DoD to implement email security by Dec. 31
At the same time, lawmakers want DoD to implement DMARC. In the 2019 Defense Authorization bill, Congress included a provision requiring the Pentagon to implement the email security protocol.
Additionally, lawmakers also are requiring DoD to implement future BODs by having the DoD CIO “notify the congressional defense committees within 180 days of the issuance by the Secretary of Homeland Security after the date of the enactment of this act of any Binding Operational Directive for cybersecurity whether the Department of Defense will comply with the directive or how the Department of Defense plans to meet or exceed the security objectives of the directive.”
At the same time, DoD CIO Dana Deasytold Sen.
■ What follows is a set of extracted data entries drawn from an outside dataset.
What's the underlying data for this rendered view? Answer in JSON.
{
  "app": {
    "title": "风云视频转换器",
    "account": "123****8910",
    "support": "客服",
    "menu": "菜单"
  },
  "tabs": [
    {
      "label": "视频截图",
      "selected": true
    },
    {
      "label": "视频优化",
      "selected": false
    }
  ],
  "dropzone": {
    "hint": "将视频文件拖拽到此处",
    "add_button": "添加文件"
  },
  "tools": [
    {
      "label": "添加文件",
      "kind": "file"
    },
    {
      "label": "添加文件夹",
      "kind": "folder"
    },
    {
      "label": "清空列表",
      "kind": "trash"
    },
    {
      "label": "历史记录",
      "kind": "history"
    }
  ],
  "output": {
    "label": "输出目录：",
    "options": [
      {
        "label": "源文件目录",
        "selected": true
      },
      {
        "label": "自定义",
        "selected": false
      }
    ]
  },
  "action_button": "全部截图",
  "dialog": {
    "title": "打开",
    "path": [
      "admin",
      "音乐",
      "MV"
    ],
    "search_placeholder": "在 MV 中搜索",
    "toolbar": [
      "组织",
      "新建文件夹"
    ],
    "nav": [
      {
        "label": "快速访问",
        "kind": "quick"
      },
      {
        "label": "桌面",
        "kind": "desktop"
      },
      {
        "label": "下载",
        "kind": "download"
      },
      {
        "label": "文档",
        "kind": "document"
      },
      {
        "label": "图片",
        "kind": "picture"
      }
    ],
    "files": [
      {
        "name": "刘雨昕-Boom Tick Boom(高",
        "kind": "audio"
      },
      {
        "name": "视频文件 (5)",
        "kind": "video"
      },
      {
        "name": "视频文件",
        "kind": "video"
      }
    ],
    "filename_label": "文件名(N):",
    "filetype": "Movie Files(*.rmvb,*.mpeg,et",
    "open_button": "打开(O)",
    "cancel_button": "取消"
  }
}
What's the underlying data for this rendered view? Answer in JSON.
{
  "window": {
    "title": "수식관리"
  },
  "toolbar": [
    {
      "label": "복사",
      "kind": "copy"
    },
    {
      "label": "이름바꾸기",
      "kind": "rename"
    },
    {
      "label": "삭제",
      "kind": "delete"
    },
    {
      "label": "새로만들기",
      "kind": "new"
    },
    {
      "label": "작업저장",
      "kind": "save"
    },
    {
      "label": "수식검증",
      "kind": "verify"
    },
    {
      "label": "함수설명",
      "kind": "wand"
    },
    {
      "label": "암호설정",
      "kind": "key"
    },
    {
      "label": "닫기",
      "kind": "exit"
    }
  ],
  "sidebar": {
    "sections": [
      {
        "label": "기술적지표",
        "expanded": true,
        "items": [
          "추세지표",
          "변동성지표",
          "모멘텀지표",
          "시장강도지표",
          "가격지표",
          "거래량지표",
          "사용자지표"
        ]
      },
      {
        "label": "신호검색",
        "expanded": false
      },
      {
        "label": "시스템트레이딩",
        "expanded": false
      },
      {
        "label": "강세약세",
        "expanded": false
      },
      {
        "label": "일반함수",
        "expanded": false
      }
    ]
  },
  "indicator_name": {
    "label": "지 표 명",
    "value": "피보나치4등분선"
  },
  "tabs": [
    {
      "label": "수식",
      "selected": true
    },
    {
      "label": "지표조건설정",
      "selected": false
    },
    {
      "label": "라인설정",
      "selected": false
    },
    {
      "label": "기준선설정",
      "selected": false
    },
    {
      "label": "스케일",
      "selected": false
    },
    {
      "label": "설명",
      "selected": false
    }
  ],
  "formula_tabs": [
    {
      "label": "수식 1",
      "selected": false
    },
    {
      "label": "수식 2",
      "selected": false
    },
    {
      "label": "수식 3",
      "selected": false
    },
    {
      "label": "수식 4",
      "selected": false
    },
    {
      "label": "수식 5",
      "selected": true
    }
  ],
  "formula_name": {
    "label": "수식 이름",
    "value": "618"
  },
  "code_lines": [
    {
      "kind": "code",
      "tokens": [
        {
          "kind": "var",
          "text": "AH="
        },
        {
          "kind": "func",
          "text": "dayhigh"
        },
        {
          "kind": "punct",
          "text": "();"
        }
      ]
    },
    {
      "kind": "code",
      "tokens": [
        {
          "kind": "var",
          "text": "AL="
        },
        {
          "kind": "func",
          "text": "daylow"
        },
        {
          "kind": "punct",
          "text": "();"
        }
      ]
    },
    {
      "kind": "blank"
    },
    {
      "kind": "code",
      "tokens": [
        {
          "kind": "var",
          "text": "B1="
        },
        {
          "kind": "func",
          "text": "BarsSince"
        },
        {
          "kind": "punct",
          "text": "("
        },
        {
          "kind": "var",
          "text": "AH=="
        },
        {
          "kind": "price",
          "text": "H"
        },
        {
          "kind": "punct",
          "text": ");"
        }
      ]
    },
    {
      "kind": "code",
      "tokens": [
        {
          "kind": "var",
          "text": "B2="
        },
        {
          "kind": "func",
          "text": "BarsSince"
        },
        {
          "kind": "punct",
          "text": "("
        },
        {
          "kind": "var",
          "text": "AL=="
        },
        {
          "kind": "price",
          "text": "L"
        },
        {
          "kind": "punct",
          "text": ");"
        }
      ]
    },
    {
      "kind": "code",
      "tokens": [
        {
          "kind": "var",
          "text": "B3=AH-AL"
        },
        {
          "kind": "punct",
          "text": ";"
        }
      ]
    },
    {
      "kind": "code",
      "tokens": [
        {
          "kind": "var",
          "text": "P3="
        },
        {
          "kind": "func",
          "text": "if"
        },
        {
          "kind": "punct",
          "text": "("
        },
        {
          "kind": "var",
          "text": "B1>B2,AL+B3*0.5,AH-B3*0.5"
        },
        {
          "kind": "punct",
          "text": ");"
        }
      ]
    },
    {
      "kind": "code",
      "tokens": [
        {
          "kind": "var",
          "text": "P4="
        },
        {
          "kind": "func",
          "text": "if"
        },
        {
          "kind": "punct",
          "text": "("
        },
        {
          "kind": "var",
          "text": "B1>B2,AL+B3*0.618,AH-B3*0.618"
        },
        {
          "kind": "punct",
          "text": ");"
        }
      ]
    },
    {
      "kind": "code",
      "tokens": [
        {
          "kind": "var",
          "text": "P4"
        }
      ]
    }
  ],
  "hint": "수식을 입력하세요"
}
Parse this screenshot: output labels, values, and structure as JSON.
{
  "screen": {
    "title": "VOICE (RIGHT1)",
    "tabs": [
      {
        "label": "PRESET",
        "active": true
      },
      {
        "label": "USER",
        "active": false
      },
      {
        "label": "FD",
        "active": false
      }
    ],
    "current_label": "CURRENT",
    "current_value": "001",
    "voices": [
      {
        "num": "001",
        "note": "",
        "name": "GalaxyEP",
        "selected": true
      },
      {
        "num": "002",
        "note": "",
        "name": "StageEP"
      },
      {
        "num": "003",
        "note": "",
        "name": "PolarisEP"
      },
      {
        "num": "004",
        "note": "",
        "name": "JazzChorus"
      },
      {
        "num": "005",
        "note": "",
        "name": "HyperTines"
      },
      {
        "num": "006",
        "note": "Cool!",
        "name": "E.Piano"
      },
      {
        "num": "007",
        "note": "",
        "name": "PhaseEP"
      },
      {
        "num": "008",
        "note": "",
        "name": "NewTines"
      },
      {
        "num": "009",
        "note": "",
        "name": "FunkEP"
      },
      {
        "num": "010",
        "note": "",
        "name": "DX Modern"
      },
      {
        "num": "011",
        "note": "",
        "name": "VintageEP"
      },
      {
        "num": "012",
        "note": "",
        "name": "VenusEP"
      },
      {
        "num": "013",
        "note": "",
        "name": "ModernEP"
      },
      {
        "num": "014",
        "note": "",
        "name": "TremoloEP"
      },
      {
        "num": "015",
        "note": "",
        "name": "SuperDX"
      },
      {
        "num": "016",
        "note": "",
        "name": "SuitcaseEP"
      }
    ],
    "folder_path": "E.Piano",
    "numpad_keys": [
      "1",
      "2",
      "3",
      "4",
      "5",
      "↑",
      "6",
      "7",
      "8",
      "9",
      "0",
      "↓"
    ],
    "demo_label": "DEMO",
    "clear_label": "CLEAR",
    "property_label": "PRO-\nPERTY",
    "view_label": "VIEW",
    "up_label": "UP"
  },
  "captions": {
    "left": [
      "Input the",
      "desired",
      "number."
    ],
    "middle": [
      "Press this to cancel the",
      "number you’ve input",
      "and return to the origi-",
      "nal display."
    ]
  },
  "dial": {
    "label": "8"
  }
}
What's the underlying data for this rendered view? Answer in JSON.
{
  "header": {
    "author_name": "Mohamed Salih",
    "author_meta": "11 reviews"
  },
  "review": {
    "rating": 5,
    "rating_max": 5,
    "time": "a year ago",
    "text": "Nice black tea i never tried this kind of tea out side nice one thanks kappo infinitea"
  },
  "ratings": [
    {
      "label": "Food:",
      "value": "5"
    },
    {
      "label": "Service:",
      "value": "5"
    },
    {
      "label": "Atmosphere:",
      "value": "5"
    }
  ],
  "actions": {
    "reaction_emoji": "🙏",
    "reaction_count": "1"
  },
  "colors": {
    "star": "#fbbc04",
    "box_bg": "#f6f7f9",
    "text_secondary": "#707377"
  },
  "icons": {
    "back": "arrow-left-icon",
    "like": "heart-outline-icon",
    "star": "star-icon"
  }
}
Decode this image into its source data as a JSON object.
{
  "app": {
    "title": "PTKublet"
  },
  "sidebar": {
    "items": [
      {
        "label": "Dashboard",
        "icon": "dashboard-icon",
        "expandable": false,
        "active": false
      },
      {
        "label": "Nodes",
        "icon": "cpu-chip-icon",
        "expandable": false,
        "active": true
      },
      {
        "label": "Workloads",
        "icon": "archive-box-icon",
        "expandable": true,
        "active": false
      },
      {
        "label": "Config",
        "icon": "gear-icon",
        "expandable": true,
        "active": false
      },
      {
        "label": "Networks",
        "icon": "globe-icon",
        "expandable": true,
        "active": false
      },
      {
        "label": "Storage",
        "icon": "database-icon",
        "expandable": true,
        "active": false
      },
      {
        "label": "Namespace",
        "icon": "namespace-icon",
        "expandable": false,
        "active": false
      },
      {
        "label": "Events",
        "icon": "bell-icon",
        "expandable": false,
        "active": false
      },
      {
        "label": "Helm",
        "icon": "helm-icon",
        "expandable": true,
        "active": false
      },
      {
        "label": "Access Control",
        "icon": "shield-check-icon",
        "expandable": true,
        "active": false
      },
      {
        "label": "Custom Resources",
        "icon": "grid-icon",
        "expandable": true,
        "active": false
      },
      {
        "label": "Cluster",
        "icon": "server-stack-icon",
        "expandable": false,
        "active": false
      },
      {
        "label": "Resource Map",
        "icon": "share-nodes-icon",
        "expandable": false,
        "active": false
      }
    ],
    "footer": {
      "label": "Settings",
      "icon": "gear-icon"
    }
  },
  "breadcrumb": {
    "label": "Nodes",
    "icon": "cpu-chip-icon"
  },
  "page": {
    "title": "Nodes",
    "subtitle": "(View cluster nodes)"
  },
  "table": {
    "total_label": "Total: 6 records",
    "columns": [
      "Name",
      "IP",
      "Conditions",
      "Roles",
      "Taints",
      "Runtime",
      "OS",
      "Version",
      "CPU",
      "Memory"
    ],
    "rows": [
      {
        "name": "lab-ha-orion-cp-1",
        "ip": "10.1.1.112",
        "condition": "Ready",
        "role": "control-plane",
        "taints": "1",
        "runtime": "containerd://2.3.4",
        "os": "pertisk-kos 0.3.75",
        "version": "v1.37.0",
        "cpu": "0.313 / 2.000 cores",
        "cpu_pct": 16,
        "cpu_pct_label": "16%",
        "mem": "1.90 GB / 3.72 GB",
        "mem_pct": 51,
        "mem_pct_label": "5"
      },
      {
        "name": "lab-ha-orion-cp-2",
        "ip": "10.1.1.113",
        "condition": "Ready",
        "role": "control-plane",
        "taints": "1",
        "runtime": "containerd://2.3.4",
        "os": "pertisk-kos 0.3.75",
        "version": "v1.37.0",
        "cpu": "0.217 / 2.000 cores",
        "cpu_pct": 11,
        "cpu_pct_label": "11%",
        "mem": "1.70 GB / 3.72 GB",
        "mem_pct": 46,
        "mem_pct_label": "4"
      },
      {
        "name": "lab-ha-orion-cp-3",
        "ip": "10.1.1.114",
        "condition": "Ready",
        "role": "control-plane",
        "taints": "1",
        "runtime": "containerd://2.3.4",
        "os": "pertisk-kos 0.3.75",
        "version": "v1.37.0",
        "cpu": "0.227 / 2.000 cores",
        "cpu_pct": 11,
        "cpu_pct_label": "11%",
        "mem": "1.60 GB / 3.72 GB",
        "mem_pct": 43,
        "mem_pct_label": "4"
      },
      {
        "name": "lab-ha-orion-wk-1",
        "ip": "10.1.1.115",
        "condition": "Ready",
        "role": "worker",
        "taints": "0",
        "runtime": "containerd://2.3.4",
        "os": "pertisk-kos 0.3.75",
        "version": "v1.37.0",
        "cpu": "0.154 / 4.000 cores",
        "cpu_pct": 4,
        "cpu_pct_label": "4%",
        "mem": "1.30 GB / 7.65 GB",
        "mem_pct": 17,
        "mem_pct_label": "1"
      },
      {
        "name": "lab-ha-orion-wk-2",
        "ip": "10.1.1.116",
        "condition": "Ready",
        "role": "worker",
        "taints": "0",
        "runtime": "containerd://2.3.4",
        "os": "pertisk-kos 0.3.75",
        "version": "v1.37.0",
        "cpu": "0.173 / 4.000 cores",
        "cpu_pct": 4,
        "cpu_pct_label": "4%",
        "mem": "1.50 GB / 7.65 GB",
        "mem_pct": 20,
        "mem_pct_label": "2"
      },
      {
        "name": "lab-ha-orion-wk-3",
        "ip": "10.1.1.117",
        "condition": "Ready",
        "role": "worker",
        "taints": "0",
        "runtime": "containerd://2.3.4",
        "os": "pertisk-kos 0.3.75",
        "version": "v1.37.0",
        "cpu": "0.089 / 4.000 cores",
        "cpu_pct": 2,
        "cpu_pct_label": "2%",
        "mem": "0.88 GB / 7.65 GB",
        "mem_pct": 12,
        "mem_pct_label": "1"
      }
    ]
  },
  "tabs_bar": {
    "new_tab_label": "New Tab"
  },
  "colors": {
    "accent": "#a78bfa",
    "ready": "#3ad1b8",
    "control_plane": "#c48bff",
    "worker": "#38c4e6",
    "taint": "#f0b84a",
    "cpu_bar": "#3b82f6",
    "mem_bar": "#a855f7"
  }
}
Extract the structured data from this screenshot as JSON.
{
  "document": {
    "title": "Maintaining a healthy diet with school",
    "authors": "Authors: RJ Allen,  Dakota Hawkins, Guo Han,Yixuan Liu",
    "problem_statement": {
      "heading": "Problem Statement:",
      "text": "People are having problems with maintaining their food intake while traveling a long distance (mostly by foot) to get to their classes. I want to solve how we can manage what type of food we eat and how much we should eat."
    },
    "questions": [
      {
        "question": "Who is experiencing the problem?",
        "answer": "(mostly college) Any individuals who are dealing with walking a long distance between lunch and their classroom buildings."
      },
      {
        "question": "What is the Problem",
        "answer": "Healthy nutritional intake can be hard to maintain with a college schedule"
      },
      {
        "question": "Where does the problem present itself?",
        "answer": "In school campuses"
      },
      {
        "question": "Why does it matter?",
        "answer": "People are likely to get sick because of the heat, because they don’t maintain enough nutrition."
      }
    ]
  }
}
Ron Wyden (D-Ore.) in July that the Joint Force Headquarters DoD-Information Networks (JTF-DoDIN) will issue a tasking order by mid-August to implement the BOD’s requirements with a completion date for most requirements by Dec. 31.
But even if you take out the IC and Defense community, the number of domains that still have a long way to go with less than 60 days left is disconcerting for many reasons.
Rob Holmes, vice president of email security at Proofpoint, said the biggest challenges for agencies include identifying legitimate senders, finding internal owners of email programs/mail flows and working with authorized third parties to align their sending practices with the constraints of the DMARC standard.
“While there are no technical reasons why certain agencies may not be able to deploy DMARC, there are technical reasons why it may be more difficult and risky for some agencies to deploy DMARC,” Holmes said. “For example, if an agency has a particularly large and/or complex email ecosystem that uses a number of different email service providers across different locations with different change control processes. Some agencies might feel that the BOD 18-01 was sprung on them and therefore might not have the necessary DMARC deployment funds and resources in addition to an already established budgeting cycle.”
Marcus Christian, a cybersecurity and data privacy attorney with Mayer Brown and a former executive assistant U.S. attorney for the Southern District of Florida, said DMARC implementation is a good news story for agencies. He said this is a good example of federal employees getting ahead of the private sector and changing the perception that the government can’t be ahead of the private sector when it comes to technology.
“There is no reason why all of these domains couldn’t be secured by DMARC,” Agari’s Peterson said. “Even those that aren’t used all that often are actually easier it is to apply DMARC to. We don’t see any rhyme or reason why agencies can’t meet the Oct. 16 deadline. It’s just a matter of agencies having their act in gear.”